The Eagle deposit was formed during the Midcontinent Rift tectonic event approximately 1.1 billion years ago. The bottom of the ore body is about 1,000 feet deep and covers roughly 6 acres. The Eagle deposit is mostly nickel and copper, with trace amounts of cobalt, platinum, palladium, silver, and gold.

==Permitting==
On July 30, 2007, the Michigan Department of Environmental Quality (DEQ) re-issued preliminary approval for the mining permit. The permit was initially approved in January 2007, however it was found that the DEQ failed to release documents relating to the crown pillar of the mine. As a result, the preliminary approval was withdrawn and the permit process was put on hold until the issue could be further investigated. The resulting investigation cleared the DEQ of any wrongdoing and the consideration of the permit application was able to proceed.

On December 14, 2007, the DEQ announced that it would issue permits for mining to take place at the Eagle project. DEQ Director Steven Chester said: "In the end, Kennecott's proposal met the high standard set by Michigan's environmental laws."

The Department of Natural Resources (DNR) issued a Surface Use Lease to Kennecott on February 7, granting use of a parcel of state land for surface facilities to be associated with the mine. The same four petitioners also filed suit in Ingham Circuit Court challenging the DNR decision to grant the lease.
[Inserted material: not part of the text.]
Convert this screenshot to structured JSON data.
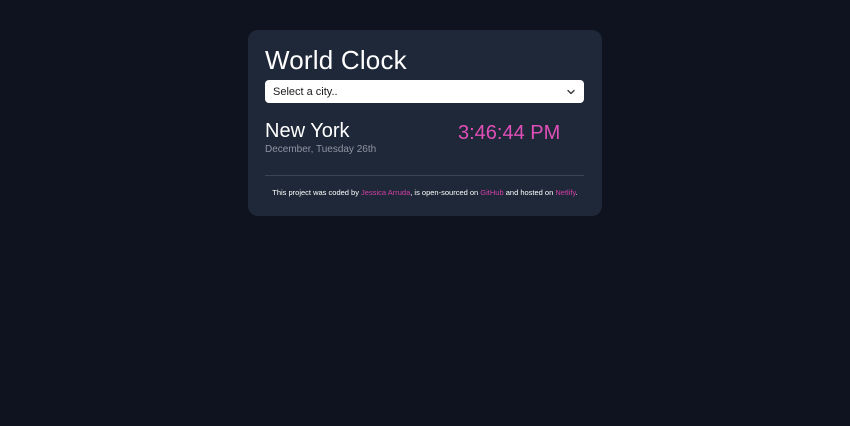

Kennecott also submitted an application for an Underground Injection Control permit from the U.S. Environmental Protection Agency (EPA) for its proposed disposal system for treated wastewater. The EPA has not indicated a timeframe for acting on the application.

Interest in the project both locally and statewide had increased due to the submission of a mining permit application for the project. However, the project garnered local opposition as well as support. The opposition groups claimed that the mine would produce environmental damage, while supporters and the company claimed the mine will protect the environment while producing much-needed jobs.

Some Native Americans believe that the mine site is sacred. In 2010, environmental activists and members of Native American tribes protested the development of the site. The Keweenaw Bay Indian Community sued to prevent construction of Eagle Mine over concerns about the potential for groundwater contamination. In 2014, a three-judge panel on the Michigan Court of Appeals ruled that state regulators were within their rights to permit the construction of a nickel and copper mine.

On January 9, 2026, Talon Metals Corp. acquired Eagle Mine and Humboldt Mill from Lundin Mining.